Amendments relating to the strike-off of a company
Members and Creditors protection
Section 327(5) – Any member or creditor of a company may object to the striking-off of a company within the period of 3 months from the relevant publication in the Gazette – effective as of 18 December 2018.
Court Order to bring the company up to date upon re-instatement
Section 327(7) – The Court is given the power to order (i) that documents and returns be filed to the Registrar of Companies to bring the company’s filing requirements up to date, (ii) that all fees due by the company are paid and (iii) that the Company pays all costs of the Registrar of Companies in relation to the restoration of the company – effective as of 18 December 2018.

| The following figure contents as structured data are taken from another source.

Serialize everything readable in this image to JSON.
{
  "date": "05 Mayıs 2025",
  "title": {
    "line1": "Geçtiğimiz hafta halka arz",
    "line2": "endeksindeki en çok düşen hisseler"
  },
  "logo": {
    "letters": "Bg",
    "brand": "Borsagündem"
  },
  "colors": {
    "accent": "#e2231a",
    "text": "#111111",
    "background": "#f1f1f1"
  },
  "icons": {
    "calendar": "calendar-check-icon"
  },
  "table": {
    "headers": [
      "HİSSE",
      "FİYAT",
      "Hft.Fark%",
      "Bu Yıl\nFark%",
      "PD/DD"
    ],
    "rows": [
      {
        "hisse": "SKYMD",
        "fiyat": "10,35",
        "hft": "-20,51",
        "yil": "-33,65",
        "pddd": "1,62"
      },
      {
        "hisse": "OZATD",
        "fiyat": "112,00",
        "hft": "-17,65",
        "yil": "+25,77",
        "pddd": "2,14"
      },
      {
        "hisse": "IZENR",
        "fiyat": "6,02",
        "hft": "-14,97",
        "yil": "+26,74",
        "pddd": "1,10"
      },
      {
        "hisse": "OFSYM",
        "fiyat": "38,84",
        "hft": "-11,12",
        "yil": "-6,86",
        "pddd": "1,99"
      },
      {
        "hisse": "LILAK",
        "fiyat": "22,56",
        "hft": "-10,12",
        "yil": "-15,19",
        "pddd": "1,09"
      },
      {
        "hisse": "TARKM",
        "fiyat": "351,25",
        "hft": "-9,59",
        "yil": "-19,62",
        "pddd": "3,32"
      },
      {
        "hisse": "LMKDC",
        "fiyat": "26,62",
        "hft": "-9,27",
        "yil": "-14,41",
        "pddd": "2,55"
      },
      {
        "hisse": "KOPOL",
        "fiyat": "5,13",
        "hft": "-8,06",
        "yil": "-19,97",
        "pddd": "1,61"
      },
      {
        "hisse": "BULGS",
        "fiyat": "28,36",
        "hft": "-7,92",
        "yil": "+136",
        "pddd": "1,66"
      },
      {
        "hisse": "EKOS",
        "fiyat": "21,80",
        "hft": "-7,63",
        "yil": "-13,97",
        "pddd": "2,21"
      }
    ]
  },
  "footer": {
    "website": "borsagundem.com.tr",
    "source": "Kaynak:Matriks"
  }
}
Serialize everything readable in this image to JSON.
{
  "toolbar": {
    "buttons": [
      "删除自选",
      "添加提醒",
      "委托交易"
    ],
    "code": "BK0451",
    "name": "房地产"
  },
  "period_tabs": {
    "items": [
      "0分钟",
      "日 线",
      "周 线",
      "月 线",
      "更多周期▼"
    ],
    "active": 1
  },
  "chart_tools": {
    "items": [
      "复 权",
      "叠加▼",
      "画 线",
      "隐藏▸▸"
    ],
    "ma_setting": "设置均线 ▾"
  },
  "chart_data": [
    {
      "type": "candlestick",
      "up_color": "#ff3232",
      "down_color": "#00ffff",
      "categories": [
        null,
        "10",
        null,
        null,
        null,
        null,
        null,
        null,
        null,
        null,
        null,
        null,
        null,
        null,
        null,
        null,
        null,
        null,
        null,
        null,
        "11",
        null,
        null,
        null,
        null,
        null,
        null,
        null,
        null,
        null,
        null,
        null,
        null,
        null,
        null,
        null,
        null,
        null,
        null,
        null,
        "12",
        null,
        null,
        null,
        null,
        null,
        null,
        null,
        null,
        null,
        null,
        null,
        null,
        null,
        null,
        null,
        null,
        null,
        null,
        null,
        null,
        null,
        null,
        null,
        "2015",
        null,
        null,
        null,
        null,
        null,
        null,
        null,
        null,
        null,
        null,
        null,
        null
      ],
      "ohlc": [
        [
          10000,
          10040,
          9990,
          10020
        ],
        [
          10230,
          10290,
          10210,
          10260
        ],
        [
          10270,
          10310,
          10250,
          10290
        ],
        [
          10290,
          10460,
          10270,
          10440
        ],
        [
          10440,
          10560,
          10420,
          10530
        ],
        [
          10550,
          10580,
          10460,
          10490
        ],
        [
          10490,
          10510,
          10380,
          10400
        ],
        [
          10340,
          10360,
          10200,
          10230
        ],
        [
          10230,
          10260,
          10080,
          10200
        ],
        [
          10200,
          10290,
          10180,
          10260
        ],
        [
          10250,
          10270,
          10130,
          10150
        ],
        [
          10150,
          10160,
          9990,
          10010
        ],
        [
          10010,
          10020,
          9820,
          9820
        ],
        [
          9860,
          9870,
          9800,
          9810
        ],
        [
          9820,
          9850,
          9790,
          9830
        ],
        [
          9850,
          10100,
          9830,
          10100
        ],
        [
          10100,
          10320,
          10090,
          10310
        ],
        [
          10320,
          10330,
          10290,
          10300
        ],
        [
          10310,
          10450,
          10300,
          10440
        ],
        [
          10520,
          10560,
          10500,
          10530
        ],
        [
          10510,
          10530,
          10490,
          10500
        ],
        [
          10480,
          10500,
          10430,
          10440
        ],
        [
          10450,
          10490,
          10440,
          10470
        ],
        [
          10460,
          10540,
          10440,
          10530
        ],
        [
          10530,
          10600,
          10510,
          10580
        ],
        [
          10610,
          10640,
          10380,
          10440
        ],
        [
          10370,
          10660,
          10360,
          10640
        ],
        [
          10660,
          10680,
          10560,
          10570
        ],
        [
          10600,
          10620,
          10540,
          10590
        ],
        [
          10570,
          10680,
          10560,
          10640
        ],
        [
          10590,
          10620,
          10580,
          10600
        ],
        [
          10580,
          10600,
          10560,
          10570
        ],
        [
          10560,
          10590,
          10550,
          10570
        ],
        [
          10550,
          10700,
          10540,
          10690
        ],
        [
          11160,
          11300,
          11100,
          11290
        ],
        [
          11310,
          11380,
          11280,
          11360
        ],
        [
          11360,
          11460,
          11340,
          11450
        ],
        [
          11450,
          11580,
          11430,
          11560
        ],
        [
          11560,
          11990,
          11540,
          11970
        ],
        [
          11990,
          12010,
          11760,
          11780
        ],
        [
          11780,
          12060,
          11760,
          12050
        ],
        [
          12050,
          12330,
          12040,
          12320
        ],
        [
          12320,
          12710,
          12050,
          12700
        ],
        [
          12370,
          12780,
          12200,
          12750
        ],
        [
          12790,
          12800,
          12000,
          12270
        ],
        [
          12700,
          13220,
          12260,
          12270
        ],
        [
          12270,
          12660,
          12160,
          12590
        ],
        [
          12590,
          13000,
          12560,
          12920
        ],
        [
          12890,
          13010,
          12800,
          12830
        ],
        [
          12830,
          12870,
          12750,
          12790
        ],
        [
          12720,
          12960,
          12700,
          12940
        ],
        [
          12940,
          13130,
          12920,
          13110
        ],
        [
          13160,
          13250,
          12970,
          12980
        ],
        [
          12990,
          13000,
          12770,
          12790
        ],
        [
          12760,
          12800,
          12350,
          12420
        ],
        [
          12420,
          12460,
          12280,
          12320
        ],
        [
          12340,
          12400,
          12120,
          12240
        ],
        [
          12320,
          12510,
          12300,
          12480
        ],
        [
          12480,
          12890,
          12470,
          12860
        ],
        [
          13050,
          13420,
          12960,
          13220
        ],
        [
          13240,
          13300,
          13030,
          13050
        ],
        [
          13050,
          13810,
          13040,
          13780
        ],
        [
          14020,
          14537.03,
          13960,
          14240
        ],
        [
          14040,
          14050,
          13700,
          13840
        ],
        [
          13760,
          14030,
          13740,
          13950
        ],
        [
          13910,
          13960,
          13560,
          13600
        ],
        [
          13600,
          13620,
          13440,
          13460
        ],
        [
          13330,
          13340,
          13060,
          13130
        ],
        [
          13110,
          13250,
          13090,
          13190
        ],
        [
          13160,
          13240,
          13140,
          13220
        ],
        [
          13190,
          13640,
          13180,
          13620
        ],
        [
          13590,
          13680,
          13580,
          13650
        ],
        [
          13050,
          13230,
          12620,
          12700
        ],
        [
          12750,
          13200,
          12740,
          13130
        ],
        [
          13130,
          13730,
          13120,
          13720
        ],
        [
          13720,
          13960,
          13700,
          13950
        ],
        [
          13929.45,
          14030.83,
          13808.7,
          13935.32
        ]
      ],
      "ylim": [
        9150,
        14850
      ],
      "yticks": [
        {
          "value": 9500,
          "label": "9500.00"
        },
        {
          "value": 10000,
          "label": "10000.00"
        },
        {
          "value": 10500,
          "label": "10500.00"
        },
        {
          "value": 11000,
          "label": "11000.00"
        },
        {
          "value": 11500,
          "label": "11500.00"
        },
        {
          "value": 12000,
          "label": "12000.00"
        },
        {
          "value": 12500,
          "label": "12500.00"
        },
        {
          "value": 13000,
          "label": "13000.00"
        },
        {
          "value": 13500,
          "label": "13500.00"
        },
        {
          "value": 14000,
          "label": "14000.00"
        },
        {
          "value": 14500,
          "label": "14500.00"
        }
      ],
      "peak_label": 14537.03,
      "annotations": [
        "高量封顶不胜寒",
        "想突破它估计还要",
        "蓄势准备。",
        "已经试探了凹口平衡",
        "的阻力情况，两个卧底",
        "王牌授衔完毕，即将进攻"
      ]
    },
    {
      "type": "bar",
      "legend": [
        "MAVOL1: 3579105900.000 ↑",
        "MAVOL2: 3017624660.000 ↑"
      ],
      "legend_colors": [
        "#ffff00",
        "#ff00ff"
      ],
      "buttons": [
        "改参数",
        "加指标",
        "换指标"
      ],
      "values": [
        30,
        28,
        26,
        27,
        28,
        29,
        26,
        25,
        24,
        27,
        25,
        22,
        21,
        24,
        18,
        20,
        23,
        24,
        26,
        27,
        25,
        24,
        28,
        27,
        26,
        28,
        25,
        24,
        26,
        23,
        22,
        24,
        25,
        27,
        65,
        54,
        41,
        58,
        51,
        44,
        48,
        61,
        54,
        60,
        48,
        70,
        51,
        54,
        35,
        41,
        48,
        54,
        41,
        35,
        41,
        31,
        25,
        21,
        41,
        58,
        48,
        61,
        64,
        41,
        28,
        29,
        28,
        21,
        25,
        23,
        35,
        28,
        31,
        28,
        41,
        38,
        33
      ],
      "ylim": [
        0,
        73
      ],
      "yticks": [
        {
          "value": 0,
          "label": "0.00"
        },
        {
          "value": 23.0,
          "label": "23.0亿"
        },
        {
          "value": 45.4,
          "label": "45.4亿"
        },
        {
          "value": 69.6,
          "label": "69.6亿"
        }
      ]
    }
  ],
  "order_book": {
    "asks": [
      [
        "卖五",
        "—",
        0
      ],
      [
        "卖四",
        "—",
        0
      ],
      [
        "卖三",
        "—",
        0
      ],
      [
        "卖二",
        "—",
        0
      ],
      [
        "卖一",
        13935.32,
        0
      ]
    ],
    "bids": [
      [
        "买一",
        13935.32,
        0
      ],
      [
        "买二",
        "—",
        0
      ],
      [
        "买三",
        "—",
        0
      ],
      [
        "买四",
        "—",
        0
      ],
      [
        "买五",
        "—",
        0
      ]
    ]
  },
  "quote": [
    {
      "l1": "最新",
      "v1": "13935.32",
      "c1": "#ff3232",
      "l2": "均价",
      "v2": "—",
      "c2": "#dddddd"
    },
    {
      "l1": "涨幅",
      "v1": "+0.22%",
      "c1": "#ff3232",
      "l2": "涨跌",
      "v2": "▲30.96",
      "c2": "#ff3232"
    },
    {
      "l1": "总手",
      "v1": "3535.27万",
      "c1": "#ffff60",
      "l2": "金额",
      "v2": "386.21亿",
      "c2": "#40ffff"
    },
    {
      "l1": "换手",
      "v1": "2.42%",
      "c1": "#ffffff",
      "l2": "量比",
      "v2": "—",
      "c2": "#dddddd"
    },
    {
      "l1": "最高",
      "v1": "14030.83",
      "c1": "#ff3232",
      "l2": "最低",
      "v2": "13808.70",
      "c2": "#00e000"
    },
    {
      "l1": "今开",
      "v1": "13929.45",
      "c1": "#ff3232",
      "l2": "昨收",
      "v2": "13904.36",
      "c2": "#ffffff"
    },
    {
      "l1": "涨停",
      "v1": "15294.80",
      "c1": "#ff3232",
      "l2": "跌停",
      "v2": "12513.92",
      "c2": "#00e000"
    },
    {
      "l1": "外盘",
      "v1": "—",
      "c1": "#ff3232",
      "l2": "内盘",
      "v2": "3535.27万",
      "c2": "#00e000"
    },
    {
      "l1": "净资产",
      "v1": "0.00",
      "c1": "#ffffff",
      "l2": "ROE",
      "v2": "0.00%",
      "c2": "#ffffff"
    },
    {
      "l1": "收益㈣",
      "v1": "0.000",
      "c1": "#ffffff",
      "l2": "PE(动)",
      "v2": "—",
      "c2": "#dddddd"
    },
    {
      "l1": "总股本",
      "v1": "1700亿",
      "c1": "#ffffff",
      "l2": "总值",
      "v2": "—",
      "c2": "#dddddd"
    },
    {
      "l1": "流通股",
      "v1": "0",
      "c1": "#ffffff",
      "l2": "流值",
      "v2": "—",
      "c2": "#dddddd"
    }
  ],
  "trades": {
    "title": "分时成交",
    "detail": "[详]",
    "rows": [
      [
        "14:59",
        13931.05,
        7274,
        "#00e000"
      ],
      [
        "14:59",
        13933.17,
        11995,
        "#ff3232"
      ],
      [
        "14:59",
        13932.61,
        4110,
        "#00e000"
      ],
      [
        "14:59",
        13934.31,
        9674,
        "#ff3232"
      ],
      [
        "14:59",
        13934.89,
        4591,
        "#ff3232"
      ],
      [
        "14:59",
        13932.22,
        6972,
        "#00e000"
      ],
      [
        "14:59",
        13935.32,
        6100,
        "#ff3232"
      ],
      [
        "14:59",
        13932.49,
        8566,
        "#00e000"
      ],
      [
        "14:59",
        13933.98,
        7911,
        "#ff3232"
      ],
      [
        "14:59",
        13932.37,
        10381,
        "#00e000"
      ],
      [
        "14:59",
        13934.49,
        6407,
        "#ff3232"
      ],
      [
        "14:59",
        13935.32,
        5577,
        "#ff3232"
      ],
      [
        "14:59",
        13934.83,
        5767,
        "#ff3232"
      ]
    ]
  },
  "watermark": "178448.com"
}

New power to the Registrar to reinstate struck-off companies (new section 327A)
A member or director can apply to the Registrar of Companies to re-instate a company which was struck-off on the basis that it was not carrying on a business or did not pay the annual levy. The Registrar of Companies has the power to re-instate the company without the involvement of the Court.
Such application must be made within 24 months of the strike-off provided that:
(i) the relevant company was carrying business at the time of strike-off,
(ii) the company is brought up to date with its filing requirements,
(iii) the company pays all fees, levies, penalties and fines due to the Registrar of Companies,
(iv) the fee of reinstatement is paid and
(v) the Registrar of Companies has good reason to believe that the strike-off has caused a disadvantage to the applicant.
The Registrar of Companies will publish in the Gazette the date upon which section 327A shall become effective.
Particulars of overseas companies having a place of business within the Republic.
Section 349 – requirement for additional information to be filed to the Registrar of Companies by overseas companies. Such information includes (i) changes to the names or addresses of the persons authorized to represent the overseas company and their place of business, in third party transactions, in Court and towards competent authorities; and (ii) changes to the address of the place of business of the overseas company – effective as of 18 December 2018.
Website publications (to replace Official Gazette)
Introduction of an “electronic official Gazette” (via the Registrar’s website) which aims to replace publications in the Official Gazette of the Republic – (section 365A) effective as of 18 December 2018.
D. Filing of pledges over Cyprus shares
On the basis of an opinion issued by the General Attorney of the Republic of Cyprus, the Registrar of Companies no longer accepts applications for registration of share pledges. We expect that the Registrar of Companies will soon clarify that this applies only to pledges over Cyprus shares given that such pledges are exempted from the requirement for registration.